Three hundred and fifty years ago, in 1665, Isaac Newton was in his early 20s and studying at Cambridge. Then the Great Plague struck England, eventually killing a quarter of the entire population of London. And like today, a version of social distancing was introduced. Cambridge sent students home to continue their studies, and Newton took up residence at his family estate about 80km north of Cambridge.

Without his professors to ‘guide’ him, Newton thrived. The year he spent in confinement has been referred to as his “year of wonders.” He continued to work on mathematical problems, his theories on optics, and right outside his window, there was an apple tree. Yep, that apple tree.
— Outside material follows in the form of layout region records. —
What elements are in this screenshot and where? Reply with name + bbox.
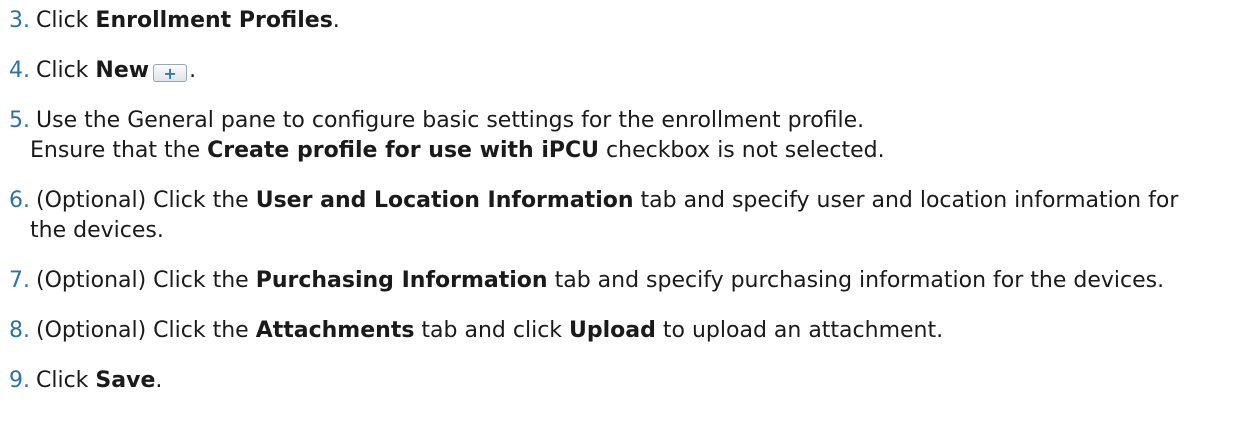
step-text: the devices.	[30, 218, 164, 243]
step-text: to upload an attachment.	[655, 318, 944, 343]
plus-icon: +	[153, 64, 188, 83]
ui-term-purchasing-info: Purchasing Information	[255, 268, 548, 293]
step-text: (Optional) Click the	[36, 318, 256, 343]
step-6: 6. (Optional) Click the User and Location…	[9, 186, 1254, 246]
step-text: (Optional) Click the	[36, 188, 256, 213]
step-9: 9. Click Save.	[9, 366, 1254, 396]
step-9-line: 9. Click Save.	[9, 366, 1254, 396]
step-7-line: 7. (Optional) Click the Purchasing Inform…	[9, 266, 1254, 296]
step-6-line-1: 6. (Optional) Click the User and Location…	[9, 186, 1254, 216]
ui-term-user-location-info: User and Location Information	[255, 188, 634, 213]
step-number: 7.	[9, 268, 30, 293]
step-text: Ensure that the	[30, 138, 208, 163]
step-3-line: 3. Click Enrollment Profiles.	[9, 6, 1254, 36]
step-5-line-1: 5. Use the General pane to configure basi…	[9, 106, 1254, 136]
step-7: 7. (Optional) Click the Purchasing Inform…	[9, 266, 1254, 296]
step-4-line: 4. Click New +.	[9, 56, 1254, 86]
ui-term-create-profile-ipcu: Create profile for use with iPCU	[207, 138, 600, 163]
step-8: 8. (Optional) Click the Attachments tab a…	[9, 316, 1254, 346]
step-5: 5. Use the General pane to configure basi…	[9, 106, 1254, 166]
step-number: 3.	[9, 8, 30, 33]
step-8-line: 8. (Optional) Click the Attachments tab a…	[9, 316, 1254, 346]
step-number: 5.	[9, 108, 30, 133]
step-text: tab and click	[414, 318, 570, 343]
step-number: 8.	[9, 318, 30, 343]
step-number: 6.	[9, 188, 30, 213]
step-number: 4.	[9, 58, 30, 83]
step-text: Click	[36, 8, 96, 33]
step-3: 3. Click Enrollment Profiles.	[9, 6, 1254, 36]
ui-term-save: Save	[95, 368, 156, 393]
step-number: 9.	[9, 368, 30, 393]
ui-term-upload: Upload	[569, 318, 656, 343]
step-text: tab and specify user and location inform…	[633, 188, 1179, 213]
step-6-line-2: the devices.	[0, 216, 1254, 246]
step-text: Use the General pane to configure basic …	[36, 108, 865, 133]
ui-term-attachments: Attachments	[255, 318, 415, 343]
step-text: (Optional) Click the	[36, 268, 256, 293]
step-text: .	[332, 8, 340, 33]
ui-term-new: New	[95, 58, 150, 83]
step-text: .	[189, 58, 197, 83]
step-text: Click	[36, 58, 96, 83]
ui-term-enrollment-profiles: Enrollment Profiles	[95, 8, 333, 33]
step-text: checkbox is not selected.	[599, 138, 885, 163]
step-text: tab and specify purchasing information f…	[547, 268, 1165, 293]
step-5-line-2: Ensure that the Create profile for use w…	[0, 136, 1254, 166]
step-4: 4. Click New +.	[9, 56, 1254, 86]
step-text: .	[155, 368, 163, 393]
step-text: Click	[36, 368, 96, 393]
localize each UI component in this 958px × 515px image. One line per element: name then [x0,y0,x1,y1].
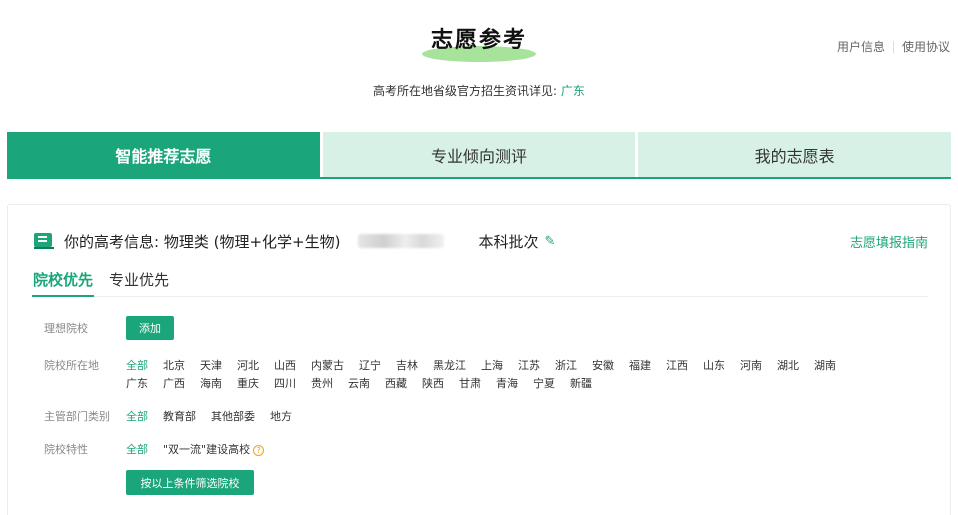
filter-option[interactable]: 全部 [126,441,148,457]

The story of how Newton sat under the tree, was hit on the head by an apple and suddenly understood the theory of gravity, is more myth than fact. But the theory of gravity did come to light while he was musing away during his one-year period of confinement. Newton returned to Cambridge in 1667, theories in hand. Within six months, he was made a fellow; two years later, a professor.

Make the most of your confinement

So, if you’re wondering what to do with your time for the next three months of quarantine, remember the example Newton set. This is your time to do the solitary, original, bold kind of thinking that can move your life forward – in the totally unstructured comfort of your own home. And no one cares whether or not you make it out of your pyjamas before noon.

This period of confinement creates the opportunity for your mind to order and understand itself. Fears, resentments, intentions, and dreams will become easier to name. You will start, in small steps, to know yourself slightly better.

You will – one day – recover your freedoms. The world will be yours to roam once more. You will be busy and time-poor again. In the meantime, this period of confinement is your opportunity to appreciate a great deal of what you generally see without ever properly noticing, and to understand what you have felt but not yet fully processed. Enjoy it.